Der BFH verlangte allerdings für die Anwendung der Preisvergleichsmethode, dass die Preise "auf zumindest im Wesentlichen identischen Leistungsbeziehungen beruhen ", was den Anwendungsbereich der Preisvergleichsmethode erheblich einschränkt. Mit der Forderung nach einer Identität der Leistungsbeziehungen werden jedoch zu hohe Anforderungen an die Vergleichbarkeit der Verhältnisse gestellt. Vergleichbarkeit bedeutet nämlich keine Identität, also Deckungsgleichheit der Verhältnisse. Vielmehr ist Vergleichbarkeit bereits dann gegeben, wenn die Vergleichsobjekte ähnlich mit Bezug auf ihre wesentlichen Merkmale sind. Auch § 1 Abs. 3 Satz 6 fordert im Hinblick auf Vergleichbarkeitsanpassungen ebenso wie die Finanzverwaltung keine uneingeschränkte Vergleichbarkeit oder Identität. Vielmehr bedeutet vergleichbar sein, „dass keiner der Unterschiede (sofern vorhanden) zwischen den im Rahmen der Methode verglichenen Gegebenheiten die untersuchten Bedingungen beeinflussen kann, oder dass hinreichend genaue Anpassungen erfolgen können, um die Auswirkung dieser Unterschiede auszuschließen. Hierbei geht auch der Gesetzgeber davon aus, dass es sich "um eventuell zwischen den Geschäftsvorfällen bestehende erhebliche Unterschiede" handeln muss.

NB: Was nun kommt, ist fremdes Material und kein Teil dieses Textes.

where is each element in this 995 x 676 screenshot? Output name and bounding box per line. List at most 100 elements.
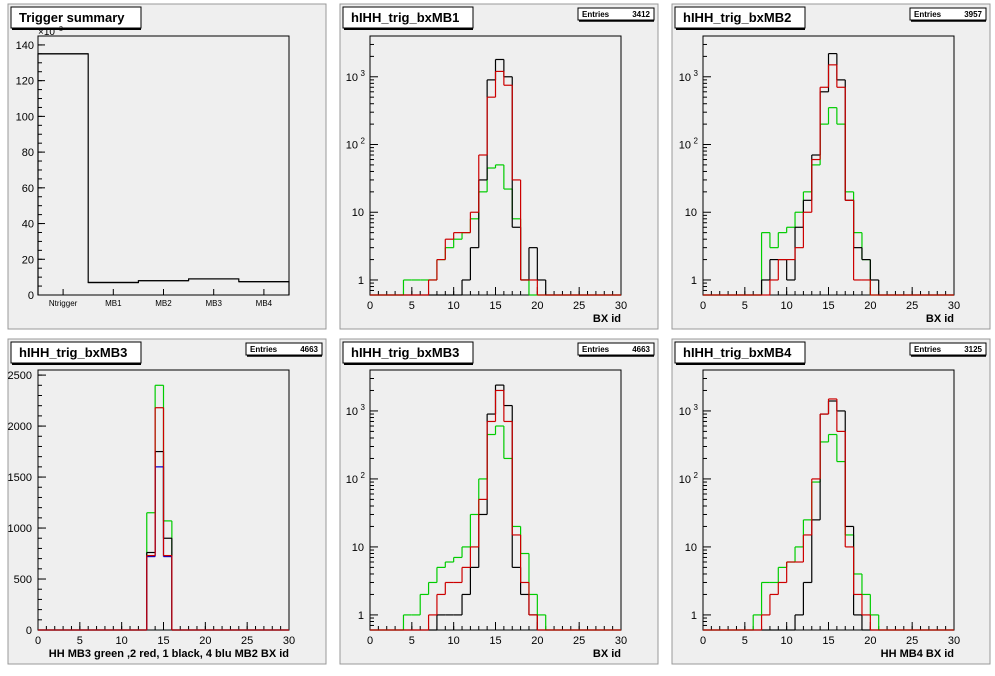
category-label: MB4 — [256, 299, 273, 308]
x-tick-label: 15 — [822, 300, 834, 312]
x-tick-label: 30 — [283, 635, 295, 647]
y-tick-exponent: 3 — [694, 403, 699, 412]
y-tick-label: 140 — [16, 40, 34, 52]
y-tick-label: 1500 — [8, 472, 32, 484]
x-axis-label: BX id — [593, 648, 621, 660]
y-tick-label: 10 — [346, 406, 358, 418]
x-axis-label: HH MB4 BX id — [881, 648, 954, 660]
stats-box — [577, 7, 655, 21]
x-tick-label: 10 — [116, 635, 128, 647]
x-tick-label: 5 — [742, 635, 748, 647]
category-label: MB2 — [155, 299, 172, 308]
x-tick-label: 30 — [948, 300, 960, 312]
stats-box — [909, 342, 987, 356]
x-tick-label: 15 — [489, 635, 501, 647]
y-tick-label: 10 — [679, 406, 691, 418]
y-tick-exponent: 2 — [694, 137, 699, 146]
x-tick-label: 20 — [864, 300, 876, 312]
y-tick-label: 10 — [685, 542, 697, 554]
category-label: MB1 — [105, 299, 122, 308]
y-tick-exponent: 2 — [694, 471, 699, 480]
y-tick-label: 60 — [22, 183, 34, 195]
x-tick-label: 10 — [781, 635, 793, 647]
x-tick-label: 5 — [409, 635, 415, 647]
stats-entries-value: 3125 — [964, 345, 982, 354]
chart-title: hIHH_trig_bxMB2 — [683, 10, 791, 25]
y-multiplier-label: ×10 — [38, 27, 55, 38]
series-red — [370, 70, 621, 296]
x-tick-label: 5 — [77, 635, 83, 647]
stats-entries-label: Entries — [250, 345, 278, 354]
chart-title: hIHH_trig_bxMB3 — [351, 345, 459, 360]
series-red — [703, 64, 954, 296]
x-axis-label: BX id — [593, 313, 621, 325]
y-tick-exponent: 3 — [361, 403, 366, 412]
series-red — [38, 407, 289, 631]
y-tick-label: 1 — [691, 275, 697, 287]
y-tick-label: 10 — [346, 474, 358, 486]
y-tick-label: 10 — [679, 140, 691, 152]
chart-title: hIHH_trig_bxMB4 — [683, 345, 792, 360]
stats-entries-label: Entries — [914, 345, 942, 354]
x-tick-label: 0 — [700, 300, 706, 312]
y-tick-label: 10 — [685, 207, 697, 219]
y-tick-label: 100 — [16, 111, 34, 123]
y-tick-label: 1 — [691, 610, 697, 622]
y-tick-exponent: 2 — [361, 137, 366, 146]
stats-entries-value: 3957 — [964, 10, 982, 19]
y-tick-label: 10 — [352, 207, 364, 219]
y-tick-label: 10 — [346, 72, 358, 84]
chart-panel-3: hIHH_trig_bxMB3 Entries 4663 0 5 10 15 20 25 30HH… — [7, 338, 327, 665]
x-tick-label: 20 — [531, 300, 543, 312]
x-tick-label: 15 — [157, 635, 169, 647]
y-tick-exponent: 3 — [694, 69, 699, 78]
x-tick-label: 5 — [409, 300, 415, 312]
y-tick-exponent: 2 — [361, 471, 366, 480]
x-axis-label: BX id — [926, 313, 954, 325]
x-tick-label: 25 — [241, 635, 253, 647]
chart-title: Trigger summary — [19, 10, 125, 25]
x-tick-label: 20 — [864, 635, 876, 647]
chart-panel-2: hIHH_trig_bxMB2 Entries 3957 0 5 10 15 20 25 30BX… — [671, 3, 991, 330]
stats-box — [909, 7, 987, 21]
x-tick-label: 0 — [35, 635, 41, 647]
x-tick-label: 20 — [531, 635, 543, 647]
series-red — [370, 389, 621, 631]
y-tick-label: 10 — [679, 72, 691, 84]
chart-panel-5: hIHH_trig_bxMB4 Entries 3125 0 5 10 15 20 25 30HH… — [671, 338, 991, 665]
stats-entries-label: Entries — [914, 10, 942, 19]
y-tick-label: 1 — [358, 610, 364, 622]
y-tick-label: 2500 — [8, 370, 32, 382]
x-tick-label: 5 — [742, 300, 748, 312]
y-multiplier-exponent: 3 — [59, 26, 63, 33]
chart-panel-1: hIHH_trig_bxMB1 Entries 3412 0 5 10 15 20 25 30BX… — [339, 3, 659, 330]
y-tick-label: 500 — [14, 574, 32, 586]
stats-entries-value: 3412 — [632, 10, 650, 19]
category-label: Ntrigger — [49, 299, 78, 308]
y-tick-label: 80 — [22, 147, 34, 159]
x-tick-label: 0 — [367, 300, 373, 312]
y-tick-label: 120 — [16, 76, 34, 88]
plot-frame — [37, 35, 290, 296]
y-tick-label: 0 — [28, 290, 34, 302]
category-label: MB3 — [205, 299, 222, 308]
y-tick-label: 2000 — [8, 421, 32, 433]
x-tick-label: 25 — [906, 300, 918, 312]
x-tick-label: 15 — [822, 635, 834, 647]
x-axis-label: HH MB3 green ,2 red, 1 black, 4 blu MB2 … — [49, 648, 289, 660]
x-tick-label: 10 — [448, 635, 460, 647]
y-tick-label: 1000 — [8, 523, 32, 535]
x-tick-label: 25 — [573, 300, 585, 312]
series-red — [703, 398, 954, 631]
y-tick-label: 10 — [346, 140, 358, 152]
x-tick-label: 25 — [573, 635, 585, 647]
x-tick-label: 10 — [448, 300, 460, 312]
chart-panel-4: hIHH_trig_bxMB3 Entries 4663 0 5 10 15 20 25 30BX… — [339, 338, 659, 665]
stats-entries-label: Entries — [582, 345, 610, 354]
y-tick-label: 1 — [358, 275, 364, 287]
x-tick-label: 25 — [906, 635, 918, 647]
y-tick-label: 0 — [26, 625, 32, 637]
x-tick-label: 15 — [489, 300, 501, 312]
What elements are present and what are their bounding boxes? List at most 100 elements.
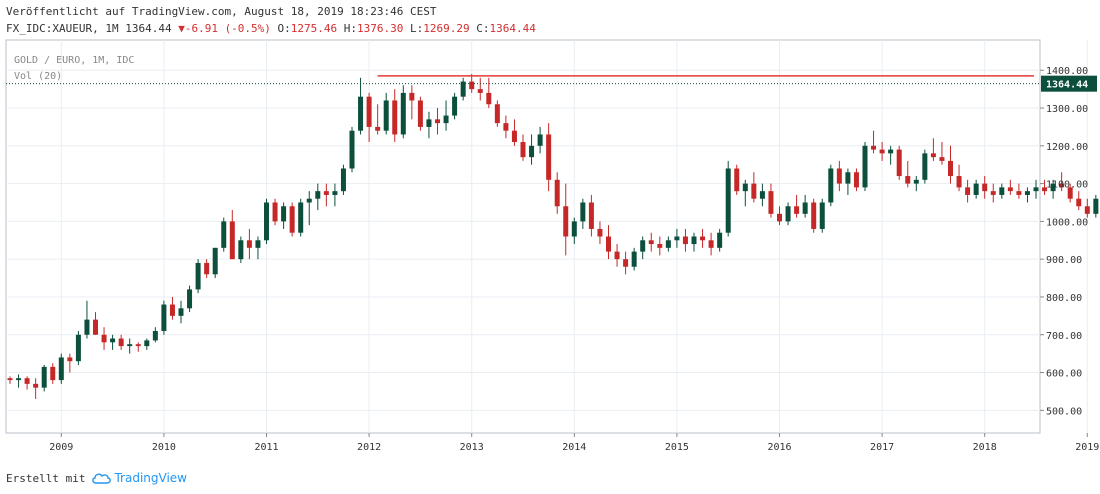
candle-body [520,142,526,158]
candle-body [580,202,586,222]
candle-body [255,240,261,248]
candle-body [161,304,167,331]
last-price: 1364.44 [125,22,172,35]
candle-body [811,202,817,229]
candle-body [674,236,680,241]
y-tick-label: 700.00 [1046,331,1082,342]
candle-body [956,176,962,188]
candle-body [101,334,107,343]
plot-frame [5,39,1041,434]
candle-body [623,259,629,267]
candle-body [332,191,338,195]
candle-body [700,236,706,241]
candle-body [511,130,517,143]
candle-body [1024,191,1030,195]
candle-body [469,81,475,90]
candle-body [1067,187,1073,199]
x-tick-label: 2018 [973,442,997,453]
candle-body [315,191,321,199]
candle-body [888,149,894,154]
change-value: -6.91 (-0.5%) [184,22,271,35]
candle-body [204,262,210,275]
candle-body [289,206,295,233]
candle-body [648,240,654,245]
candle-body [477,89,483,93]
candle-body [84,319,90,335]
candle-body [742,183,748,192]
candle-body [67,357,73,362]
candle-body [1084,206,1090,214]
open-label: O: [277,22,291,35]
x-tick-label: 2017 [870,442,894,453]
candle-body [777,213,782,222]
candle-body [221,221,227,248]
candle-body [853,172,859,188]
candle-body [1093,198,1099,214]
candle-body [785,206,791,222]
candle-body [349,130,355,169]
last-price-tag-label: 1364.44 [1046,80,1088,91]
candle-body [999,187,1005,195]
candle-body [298,202,304,233]
candle-body [452,96,458,116]
candle-body [845,172,851,184]
candle-body [1007,187,1013,192]
open-value: 1275.46 [290,22,338,35]
candle-body [229,221,235,260]
candle-body [922,153,928,180]
candle-body [118,338,124,347]
x-tick-label: 2015 [665,442,689,453]
candle-body [657,244,663,248]
candle-body [554,179,560,207]
tradingview-brand: TradingView [114,471,187,485]
candle-body [152,330,158,341]
ohlc-bar: FX_IDC:XAUEUR, 1M 1364.44 ▼-6.91 (-0.5%)… [6,22,536,35]
candle-body [187,289,193,309]
footer: Erstellt mit TradingView [6,471,187,485]
tradingview-logo[interactable]: TradingView [91,471,187,485]
candle-body [212,247,218,275]
candle-body [435,119,440,124]
candle-body [734,168,740,192]
candle-body [529,145,535,158]
candle-body [33,383,39,388]
candle-body [50,366,56,381]
candle-body [930,153,936,158]
candle-body [460,81,466,97]
candle-body [1016,191,1022,195]
published-info: Veröffentlicht auf TradingView.com, Augu… [6,5,437,18]
candle-body [340,168,346,192]
candle-body [990,191,996,195]
candle-body [75,334,81,362]
candle-body [417,100,423,127]
candle-body [751,183,757,199]
candle-body [58,357,64,381]
time-axis[interactable]: 2009 2010 2011 2012 2013 2014 2015 2016 2017 2018… [49,433,1100,453]
down-triangle-icon: ▼ [178,22,185,35]
candle-body [272,202,278,222]
candle-body [896,149,902,177]
candle-body [409,92,415,101]
candle-body [503,123,509,131]
candle-body [759,191,765,199]
candle-body [24,378,30,384]
candle-body [606,236,611,252]
candle-body [665,240,671,248]
candle-body [794,206,800,214]
x-tick-label: 2014 [562,442,586,453]
candle-body [238,240,244,260]
candle-body [905,176,911,184]
candle-body [965,187,971,195]
low-label: L: [410,22,424,35]
y-tick-label: 800.00 [1046,293,1082,304]
candle-body [1050,183,1056,192]
candle-body [135,344,141,347]
candle-body [110,338,116,343]
candle-body [836,168,842,184]
price-axis[interactable]: 500.00 600.00 700.00 800.00 900.00 1000.00 110… [1040,66,1097,417]
y-tick-label: 1300.00 [1046,104,1088,115]
candle-body [640,240,646,252]
candle-body [169,304,175,316]
candle-body [802,202,808,214]
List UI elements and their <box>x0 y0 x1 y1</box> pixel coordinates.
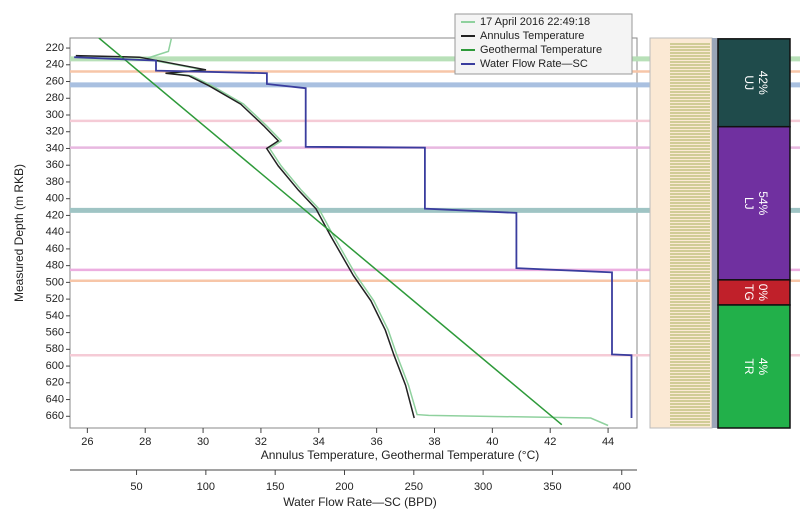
y-axis-title: Measured Depth (m RKB) <box>12 164 26 302</box>
axes: 220 240 260 280 300 320 340 360 380 400 420 440 460 4… <box>46 42 631 493</box>
y-tick-label: 240 <box>46 59 64 71</box>
zone-name: UJ <box>742 75 756 90</box>
x-tick-label: 34 <box>313 436 325 448</box>
y-tick-label: 620 <box>46 377 64 389</box>
y-tick-label: 420 <box>46 209 64 221</box>
zone-name: TG <box>742 284 756 301</box>
y-tick-label: 320 <box>46 126 64 138</box>
track-strip <box>712 38 718 428</box>
y-tick-label: 540 <box>46 310 64 322</box>
y-tick-label: 500 <box>46 276 64 288</box>
y-tick-label: 520 <box>46 293 64 305</box>
x-tick-label: 42 <box>544 436 556 448</box>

Mit Urteil vom 18.5.2021 hat der BFH die Preisvergleichsmethode als "Grundmethode zur Bestimmung angemessener Verrechnungspreise" allerdings gestärkt und eine zumindest eingeschränkte Vergleichbarkeit der Preise des in Rede stehenden Geschäfts und des Vergleichsgeschäfts für die Anwendung der Preisvergleichsmethode als hinreichend angesehen, wenn Unterschiede in der Vergleichbarkeit im Rahmen einer Schätzung quantifiziert und durch Anpassungsrechnungen eliminiert werden können. Dessen ungeachtet, sollte die strenge Anforderung an die Anwendbarkeit der Preisvergleichsmethode, dass im Wesentlichen identische Leistungsbeziehungen gegeben sein müssen, noch der Rechtsauffassung des BFH entsprechen.